The latest piece on this disc is the remarkable Sonata for Double Bass and Piano, op. 81, completed in 1996, just three years before Gipps’s death. It was her final composition. The present soloist explains in the liner notes that he had asked her for a new double bass piece. What captured my ear was the idiomatic writing for the instrument. Gipps had confessed to David Heyes that she had “come to the conclusion that after studying music for 71 years [her] ignorance about the double bass would fill a book.” It was a self-deprecating statement. A lot of the work’s progress uses the lower register of the bass. Yet this is not lumbering music; the lyrical and cantabile nature is always to the fore.
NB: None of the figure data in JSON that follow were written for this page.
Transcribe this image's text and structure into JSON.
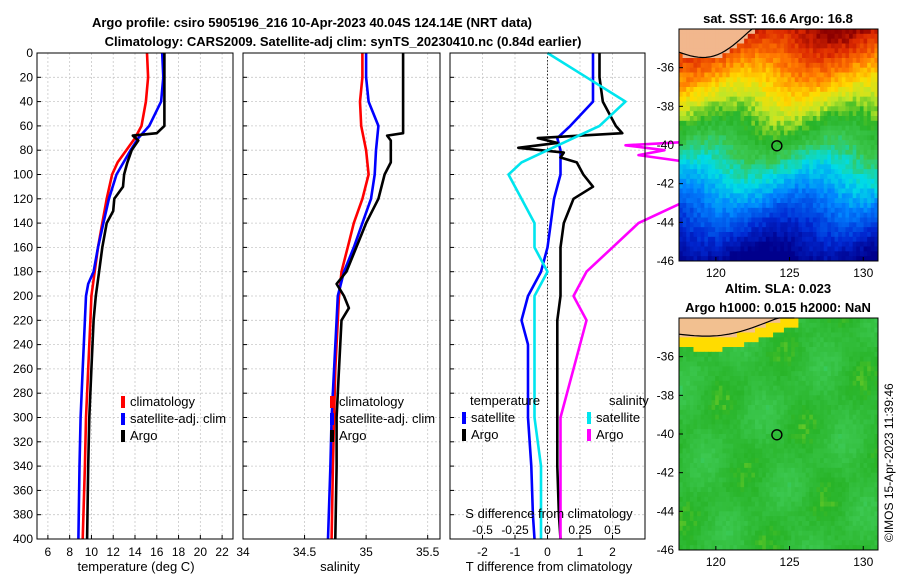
{
  "figure": {
    "title_line1": "Argo profile: csiro 5905196_216 10-Apr-2023 40.04S 124.14E (NRT data)",
    "title_line2": "Climatology: CARS2009. Satellite-adj clim: synTS_20230410.nc (0.84d earlier)",
    "watermark": "©IMOS 15-Apr-2023 11:39:46"
  },
  "colors": {
    "red": "#ff0000",
    "blue": "#0000ff",
    "black": "#000000",
    "cyan": "#00e5ee",
    "magenta": "#ff00ff"
  },
  "chart_data": [
    {
      "type": "line",
      "name": "temperature-profile",
      "xlabel": "temperature (deg C)",
      "ylabel": "",
      "xlim": [
        5,
        23
      ],
      "ylim": [
        0,
        400
      ],
      "xticks": [
        6,
        8,
        10,
        12,
        14,
        16,
        18,
        20,
        22
      ],
      "yticks": [
        0,
        20,
        40,
        60,
        80,
        100,
        120,
        140,
        160,
        180,
        200,
        220,
        240,
        260,
        280,
        300,
        320,
        340,
        360,
        380,
        400
      ],
      "legend": [
        "climatology",
        "satellite-adj. clim",
        "Argo"
      ],
      "series": [
        {
          "name": "climatology",
          "color": "red",
          "depth": [
            0,
            20,
            40,
            60,
            70,
            80,
            90,
            100,
            120,
            140,
            160,
            180,
            200,
            220,
            260,
            300,
            340,
            400
          ],
          "values": [
            15.1,
            15.2,
            15.0,
            14.6,
            14.0,
            13.2,
            12.4,
            11.9,
            11.4,
            11.0,
            10.6,
            10.3,
            10.0,
            9.9,
            9.7,
            9.5,
            9.4,
            9.2
          ]
        },
        {
          "name": "satellite-adj. clim",
          "color": "blue",
          "depth": [
            0,
            20,
            40,
            60,
            70,
            80,
            100,
            120,
            140,
            160,
            180,
            190,
            200,
            220,
            260,
            300,
            340,
            400
          ],
          "values": [
            16.5,
            16.6,
            16.4,
            15.3,
            14.3,
            13.6,
            12.3,
            11.6,
            11.1,
            10.6,
            10.2,
            9.7,
            9.5,
            9.4,
            9.2,
            9.0,
            8.9,
            8.8
          ]
        },
        {
          "name": "Argo",
          "color": "black",
          "depth": [
            0,
            20,
            40,
            60,
            66,
            68,
            72,
            80,
            90,
            100,
            110,
            120,
            130,
            140,
            160,
            180,
            200,
            220,
            260,
            300,
            340,
            400
          ],
          "values": [
            16.7,
            16.7,
            16.7,
            16.7,
            16.0,
            13.8,
            14.3,
            13.7,
            13.3,
            13.0,
            12.9,
            12.1,
            12.0,
            11.4,
            11.0,
            10.7,
            10.4,
            10.2,
            10.0,
            9.8,
            9.7,
            9.6
          ]
        }
      ]
    },
    {
      "type": "line",
      "name": "salinity-profile",
      "xlabel": "salinity",
      "xlim": [
        34.0,
        35.6
      ],
      "xticks": [
        34,
        34.5,
        35,
        35.5
      ],
      "xticklabels": [
        "34",
        "34.5",
        "35",
        "35.5"
      ],
      "legend": [
        "climatology",
        "satellite-adj. clim",
        "Argo"
      ],
      "series": [
        {
          "name": "climatology",
          "color": "red",
          "depth": [
            0,
            20,
            40,
            60,
            80,
            100,
            120,
            140,
            160,
            180,
            200,
            220,
            260,
            300,
            340,
            400
          ],
          "values": [
            34.97,
            34.97,
            34.95,
            34.96,
            35.0,
            35.02,
            34.97,
            34.9,
            34.85,
            34.8,
            34.78,
            34.77,
            34.75,
            34.74,
            34.73,
            34.72
          ]
        },
        {
          "name": "satellite-adj. clim",
          "color": "blue",
          "depth": [
            0,
            20,
            40,
            60,
            80,
            100,
            120,
            140,
            160,
            180,
            200,
            220,
            260,
            300,
            340,
            400
          ],
          "values": [
            35.0,
            35.0,
            35.02,
            35.1,
            35.08,
            35.07,
            35.04,
            34.97,
            34.9,
            34.82,
            34.77,
            34.76,
            34.74,
            34.72,
            34.71,
            34.69
          ]
        },
        {
          "name": "Argo",
          "color": "black",
          "depth": [
            0,
            20,
            40,
            60,
            66,
            68,
            72,
            80,
            90,
            100,
            120,
            140,
            160,
            180,
            190,
            195,
            200,
            210,
            220,
            260,
            300,
            340,
            400
          ],
          "values": [
            35.3,
            35.3,
            35.3,
            35.3,
            35.3,
            35.17,
            35.2,
            35.2,
            35.2,
            35.15,
            35.1,
            35.0,
            34.92,
            34.84,
            34.76,
            34.79,
            34.82,
            34.86,
            34.8,
            34.78,
            34.76,
            34.76,
            34.75
          ]
        }
      ]
    },
    {
      "type": "line",
      "name": "difference-profile",
      "xlabel": "T difference from climatology",
      "xlabel_top": "S difference from climatology",
      "xlim": [
        -3.0,
        3.0
      ],
      "xticks": [
        -2,
        -1,
        0,
        1,
        2
      ],
      "s_xticklabels": [
        "-0.5",
        "-0.25",
        "0",
        "0.25",
        "0.5"
      ],
      "s_to_t_scale": 4,
      "legend_temperature": "temperature",
      "legend_salinity": "salinity",
      "legend_entries": [
        "satellite",
        "Argo",
        "satellite",
        "Argo"
      ],
      "series": [
        {
          "name": "temperature satellite",
          "color": "blue",
          "depth": [
            0,
            20,
            40,
            60,
            70,
            80,
            100,
            120,
            140,
            160,
            180,
            200,
            220,
            240,
            260,
            300,
            340,
            380,
            400
          ],
          "values": [
            1.4,
            1.4,
            1.4,
            0.7,
            0.3,
            0.4,
            0.4,
            0.2,
            0.1,
            0.0,
            -0.2,
            -0.6,
            -0.8,
            -0.6,
            -0.6,
            -0.6,
            -0.5,
            -0.45,
            -0.4
          ]
        },
        {
          "name": "temperature Argo",
          "color": "black",
          "depth": [
            0,
            20,
            40,
            60,
            66,
            70,
            74,
            78,
            82,
            86,
            90,
            95,
            100,
            110,
            120,
            140,
            160,
            180,
            200,
            220,
            260,
            300,
            340,
            380,
            400
          ],
          "values": [
            1.6,
            1.6,
            1.7,
            2.1,
            2.3,
            -0.3,
            0.3,
            -0.9,
            0.5,
            0.4,
            0.9,
            1.0,
            1.1,
            1.4,
            0.8,
            0.5,
            0.4,
            0.4,
            0.4,
            0.3,
            0.3,
            0.3,
            0.3,
            0.35,
            0.4
          ]
        },
        {
          "name": "salinity satellite",
          "color": "cyan",
          "depth": [
            0,
            20,
            40,
            60,
            70,
            80,
            90,
            100,
            120,
            140,
            160,
            180,
            200,
            220,
            260,
            300,
            340,
            400
          ],
          "values": [
            0.0,
            0.3,
            0.6,
            0.4,
            0.2,
            0.0,
            -0.2,
            -0.3,
            -0.2,
            -0.1,
            -0.1,
            0.0,
            -0.1,
            -0.1,
            -0.1,
            -0.1,
            -0.05,
            -0.05
          ]
        },
        {
          "name": "salinity Argo",
          "color": "magenta",
          "depth": [
            0,
            20,
            40,
            60,
            70,
            76,
            80,
            84,
            90,
            100,
            120,
            140,
            160,
            180,
            200,
            220,
            260,
            300,
            340,
            400
          ],
          "values": [
            1.5,
            1.6,
            1.7,
            1.6,
            1.6,
            0.6,
            0.9,
            0.7,
            1.1,
            1.3,
            1.1,
            0.7,
            0.5,
            0.3,
            0.2,
            0.3,
            0.2,
            0.1,
            0.1,
            0.1
          ]
        }
      ]
    },
    {
      "type": "heatmap",
      "name": "sst-map",
      "title": "sat. SST: 16.6 Argo: 16.8",
      "xlim": [
        117.5,
        131
      ],
      "ylim": [
        -46,
        -34
      ],
      "xticks": [
        120,
        125,
        130
      ],
      "yticks": [
        -36,
        -38,
        -40,
        -42,
        -44,
        -46
      ],
      "marker": {
        "lon": 124.14,
        "lat": -40.04
      }
    },
    {
      "type": "heatmap",
      "name": "sla-map",
      "title_line1": "Altim. SLA: 0.023",
      "title_line2": "Argo h1000: 0.015 h2000: NaN",
      "xlim": [
        117.5,
        131
      ],
      "ylim": [
        -46,
        -34
      ],
      "xticks": [
        120,
        125,
        130
      ],
      "yticks": [
        -36,
        -38,
        -40,
        -42,
        -44,
        -46
      ],
      "marker": {
        "lon": 124.14,
        "lat": -40.04
      }
    }
  ]
}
There is not a surfeit of harmonics, trying to make the instrument what it is not meant to be. There is some pizzicato, especially in the “jaunty” final movement, and here and there a welcome jazzy mood emerges. The programme notes are correct in stating that this Sonata gives the double bass equal billing to the piano. It should be in the repertoire of all bassists.
The three performers bring extraordinary talent and enthusiasm to this repertoire. The sound quality of the recording is bright and immediate. The liner notes are written mainly by Duncan Honeybourne but include contributions from David Heyes and Joseph Spooner. They are informative and detailed and provides everything the listener needs to know about this diverse music. The artwork on the CD gatefold cover is by Steve Plews, Prima Facie’s record producer: it is a vibrant, abstract oil painting of Ruth Gipps conducting. One thing, at fifty-two minutes duration, this CD is a wee bit short. Surely another couple of pieces could have been squeezed in. How about the Kensington Garden Suite for oboe and piano, op. 2 (1938) or the Sea-Shore Suite for oboe and piano, op. 3b dating from 1939? Or maybe the evocative sounding Sea Nymph, ballet for two pianos op. 14 (1941)?
This “Centenary” release of Gipps’s music is a valuable addition to the slowly growing inventory of her recorded music. Looking at her catalogue reveals much still to do.